Hi Guys! This is an update to my goal to find a mo' better MCU than the PIC16F88x I had maxed-out in performance.
At the time of my last post I had decided on buying (4) CY8CKIT--049-42xx kits as what seemed the best choice among many.
Unfortunately, this PSOC chip is truly a POS.
Although the chip is full of promises of many functions, it is severely crippled by allowing me to choose only a max of 4 functions(UDBs).
Nonsense. They have the GERBER files right on their website for this board, and they list very specifically the features of the chip. If you need more than 4 UDB's, why would you buy a chip with 4 UDB's? That's like buying a chip with 6 GPIO's and complaining it's a POS because it doesn't have 16 GPIO's.
The ADC converter only supports 8-inputs single ended at 11 bits but only offers a 1.5K input impedance, requiring buffer op-amps on each input.
"Only"? The 4000 series is the low-end PSoC in the $0.29 to $2 range. The fact that it maxes out at 8 ADC inputs is right in the datasheet, as is the input impedance - why would it be a surprise or a slam against the chip? If you need more than the PSoC4 offers, then move to PSoC3 or PSoC5. Both allow adjustable input impedance, up to 20-bit ADC's, and you can sample dozens of channels. And, you can do it in hardware and write out the results to a memory location using DMA so you don't actually have to do anything in software. If the specs, as listed right in the datasheet, don't work for your application, then why buy that chip and complain it doesn't do what you need?
I needed 4 PWM's for my MMMMM motor control. I can only get one 16-bit PWM after adding a counter and ADC and boot module.
The board you bought comes with the CY8C4245AXI-483 chip. I just did a sample project with an ADC, counter and 4 16-bit PWM's and it fit fine. The boot module is software only and doesn't affect UDB's. The 4 PWM's use up the 4 UDB's and the counter fits into the dedicated TCPWM block and the ADC fits into the dedicated ADC block. Not to keep harping on the issue but the datasheet explains all this.
The PSOC4 documentation for most UDB (functional blocks such as PWM ADC etc) are so very vague and poorly explained that it required hours upon hours to experiment, trying to understand how to get these functional blocks to work.
For instance the PWM requires code to turn off and on the PWM just to set Duty Cycle to zero, else the DCyC reverts to 100% when it should be 0, (PWM single output compare match for PWM Duty Cycle) for a simple single-output PWM.

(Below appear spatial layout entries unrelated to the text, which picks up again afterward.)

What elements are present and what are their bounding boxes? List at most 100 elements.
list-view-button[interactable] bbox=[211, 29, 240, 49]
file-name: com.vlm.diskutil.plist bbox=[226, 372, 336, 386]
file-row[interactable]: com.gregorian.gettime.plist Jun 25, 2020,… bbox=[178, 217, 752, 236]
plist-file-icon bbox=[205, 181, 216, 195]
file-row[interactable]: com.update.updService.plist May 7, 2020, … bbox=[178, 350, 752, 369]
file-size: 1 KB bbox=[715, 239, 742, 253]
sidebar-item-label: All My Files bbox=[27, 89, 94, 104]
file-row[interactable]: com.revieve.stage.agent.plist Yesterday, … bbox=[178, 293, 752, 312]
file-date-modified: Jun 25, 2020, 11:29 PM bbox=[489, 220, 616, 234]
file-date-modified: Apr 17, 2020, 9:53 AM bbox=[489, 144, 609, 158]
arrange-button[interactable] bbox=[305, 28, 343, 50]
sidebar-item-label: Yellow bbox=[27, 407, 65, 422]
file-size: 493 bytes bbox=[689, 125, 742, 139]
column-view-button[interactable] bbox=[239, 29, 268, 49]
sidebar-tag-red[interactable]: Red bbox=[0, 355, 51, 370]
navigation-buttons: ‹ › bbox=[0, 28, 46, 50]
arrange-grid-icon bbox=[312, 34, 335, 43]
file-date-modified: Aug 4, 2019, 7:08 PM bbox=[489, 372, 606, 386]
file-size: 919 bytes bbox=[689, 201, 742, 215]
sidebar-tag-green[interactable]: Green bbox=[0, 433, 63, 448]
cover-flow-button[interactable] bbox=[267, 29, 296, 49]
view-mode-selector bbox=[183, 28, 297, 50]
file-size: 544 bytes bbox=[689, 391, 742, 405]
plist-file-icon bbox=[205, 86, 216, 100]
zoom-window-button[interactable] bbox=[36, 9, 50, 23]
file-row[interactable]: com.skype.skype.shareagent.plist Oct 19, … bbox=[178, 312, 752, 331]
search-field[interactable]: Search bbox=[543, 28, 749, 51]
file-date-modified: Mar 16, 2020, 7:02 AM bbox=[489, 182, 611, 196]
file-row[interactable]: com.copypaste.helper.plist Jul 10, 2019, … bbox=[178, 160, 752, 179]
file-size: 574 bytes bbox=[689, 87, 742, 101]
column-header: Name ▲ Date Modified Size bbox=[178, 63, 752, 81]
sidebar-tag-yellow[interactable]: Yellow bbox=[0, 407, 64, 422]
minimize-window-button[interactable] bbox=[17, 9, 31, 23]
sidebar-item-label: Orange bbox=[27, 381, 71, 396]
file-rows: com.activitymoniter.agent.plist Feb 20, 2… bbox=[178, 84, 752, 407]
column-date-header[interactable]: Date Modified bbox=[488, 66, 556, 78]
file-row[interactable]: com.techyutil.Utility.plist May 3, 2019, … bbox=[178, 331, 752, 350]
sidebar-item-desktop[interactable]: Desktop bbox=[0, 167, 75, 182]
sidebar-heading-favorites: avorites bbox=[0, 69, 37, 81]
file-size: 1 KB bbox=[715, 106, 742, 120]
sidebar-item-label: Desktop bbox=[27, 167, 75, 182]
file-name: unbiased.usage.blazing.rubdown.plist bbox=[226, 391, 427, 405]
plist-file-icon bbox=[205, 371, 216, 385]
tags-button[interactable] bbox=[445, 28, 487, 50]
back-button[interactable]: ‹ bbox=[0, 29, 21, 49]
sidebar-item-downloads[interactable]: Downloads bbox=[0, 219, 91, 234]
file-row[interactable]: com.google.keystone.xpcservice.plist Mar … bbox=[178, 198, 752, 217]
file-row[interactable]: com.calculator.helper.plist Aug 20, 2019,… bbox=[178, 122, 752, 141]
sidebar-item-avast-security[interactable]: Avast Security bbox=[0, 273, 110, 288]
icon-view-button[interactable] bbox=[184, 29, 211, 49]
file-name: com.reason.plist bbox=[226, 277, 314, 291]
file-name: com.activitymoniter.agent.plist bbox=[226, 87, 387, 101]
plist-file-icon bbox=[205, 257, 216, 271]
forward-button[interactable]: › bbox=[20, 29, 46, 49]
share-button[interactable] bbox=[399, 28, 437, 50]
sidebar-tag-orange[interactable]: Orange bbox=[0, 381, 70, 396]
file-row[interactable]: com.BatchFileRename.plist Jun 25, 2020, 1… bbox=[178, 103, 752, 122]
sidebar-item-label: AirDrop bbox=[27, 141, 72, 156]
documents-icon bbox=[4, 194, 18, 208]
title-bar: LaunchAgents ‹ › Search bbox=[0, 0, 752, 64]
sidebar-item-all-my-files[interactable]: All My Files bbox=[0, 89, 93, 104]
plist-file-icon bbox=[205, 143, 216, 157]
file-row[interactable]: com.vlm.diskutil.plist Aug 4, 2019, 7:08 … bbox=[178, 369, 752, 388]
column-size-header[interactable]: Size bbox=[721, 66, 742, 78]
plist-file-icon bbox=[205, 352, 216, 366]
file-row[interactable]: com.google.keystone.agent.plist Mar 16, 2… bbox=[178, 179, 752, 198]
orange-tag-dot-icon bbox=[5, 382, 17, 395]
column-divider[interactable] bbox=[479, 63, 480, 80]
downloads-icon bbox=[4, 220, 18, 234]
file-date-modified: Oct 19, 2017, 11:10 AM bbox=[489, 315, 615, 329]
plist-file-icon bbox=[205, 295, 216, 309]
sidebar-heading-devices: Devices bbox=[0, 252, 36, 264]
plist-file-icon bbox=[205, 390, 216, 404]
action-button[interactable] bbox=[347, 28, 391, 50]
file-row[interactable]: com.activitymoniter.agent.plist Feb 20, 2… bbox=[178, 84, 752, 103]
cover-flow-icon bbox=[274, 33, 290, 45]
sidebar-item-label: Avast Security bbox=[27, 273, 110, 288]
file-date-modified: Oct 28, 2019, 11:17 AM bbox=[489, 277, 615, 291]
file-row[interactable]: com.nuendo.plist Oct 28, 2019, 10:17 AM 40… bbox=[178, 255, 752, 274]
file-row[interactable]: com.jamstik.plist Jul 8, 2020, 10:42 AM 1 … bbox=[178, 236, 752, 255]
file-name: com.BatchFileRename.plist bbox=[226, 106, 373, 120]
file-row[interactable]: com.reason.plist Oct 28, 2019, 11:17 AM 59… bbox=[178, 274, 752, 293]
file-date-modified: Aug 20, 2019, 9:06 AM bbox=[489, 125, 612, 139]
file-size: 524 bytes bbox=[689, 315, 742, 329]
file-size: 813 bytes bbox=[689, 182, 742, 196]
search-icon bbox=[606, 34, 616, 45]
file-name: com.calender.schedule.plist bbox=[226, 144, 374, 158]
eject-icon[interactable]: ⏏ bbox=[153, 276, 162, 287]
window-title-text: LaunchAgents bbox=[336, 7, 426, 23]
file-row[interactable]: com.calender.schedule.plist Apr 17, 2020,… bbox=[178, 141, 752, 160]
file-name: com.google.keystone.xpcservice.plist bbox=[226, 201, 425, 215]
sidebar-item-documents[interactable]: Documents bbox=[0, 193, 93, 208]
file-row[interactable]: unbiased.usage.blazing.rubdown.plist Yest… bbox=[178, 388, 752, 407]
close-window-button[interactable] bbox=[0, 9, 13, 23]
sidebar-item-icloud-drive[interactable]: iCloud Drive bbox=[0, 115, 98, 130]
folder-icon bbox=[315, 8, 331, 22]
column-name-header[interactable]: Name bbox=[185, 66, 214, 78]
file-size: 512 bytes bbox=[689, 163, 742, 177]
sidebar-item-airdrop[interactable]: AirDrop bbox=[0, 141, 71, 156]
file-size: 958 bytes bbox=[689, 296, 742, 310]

I disagree that the datasheets are vague. If anything, they are excruciatingly detailed, going into clock cycles for various commands, memory usage, interactions with other parts and more. For example, just the PWM datasheet alone is 46 pages, the ADC datasheet is 30 pages, etc. They also note in every datasheet that you can get example code and sample projects right from within Creator by clicking "File -> Example Project". There you can filter by PSoC family, chip range and example type. There are 3 example projects just for the PSoC4, 4200 family, ADC which show the component in use (and you can compile and use the samples if you like).
The PSOC4 48-MHz clock does not deliver speed. A simple GPIO On--GPIO Off takes 1.4uSec to toggle one pin. To turn on or off a pin requires a method: GPIOpinWrite(1); GPIOpinWrite(0); iinstead of a simple bitx=1; bitx=0; using a fast one or two machine language instruction to achieve.
Once again, Cypress doesn't hide this. It talks about speed in the pins component and refers you to this document
http://www.cypress.com/?docID=42883. That document explains that the pin API's are there for convenience and even has oscilloscope graphs showing how fast the pins switch using the API's as well as how fast they switch using direct addressing. It also gives the code to directly toggle any GPIO pin the same way it's done with most other MCU's.
The clock is +-2% to +-5% accuracy making an external clock necessary for precise timing.
Same with any MCU
But the worst surprise is the 4 UDB limit which makes the chip useless except for the most trivial of useful intent!
Nonsense. It's a sub-$2 MCU with 32k of flash, a 48Mhz ARM M0 core, 36 GPIO's, that will run down to 1.7V, has dedicated op-amp, communication (UART/I2C,etc) and timer/counter/PWM blocks as well as 4 additional configurable blocks for whatever else you like such as comparators, DAC's, capsense, PRiSM LED color mixing, quadrature decoders, shift registers, LCD drivers, switch debouncers, edge detectors and more. It's hardly useless for anything beyond trivial uses.
Sorry if I sound harsh, but your complaints are just mostly bullshit. I'm sorry the PSoC didn't work out for you but I think you brought the wrong board for your application.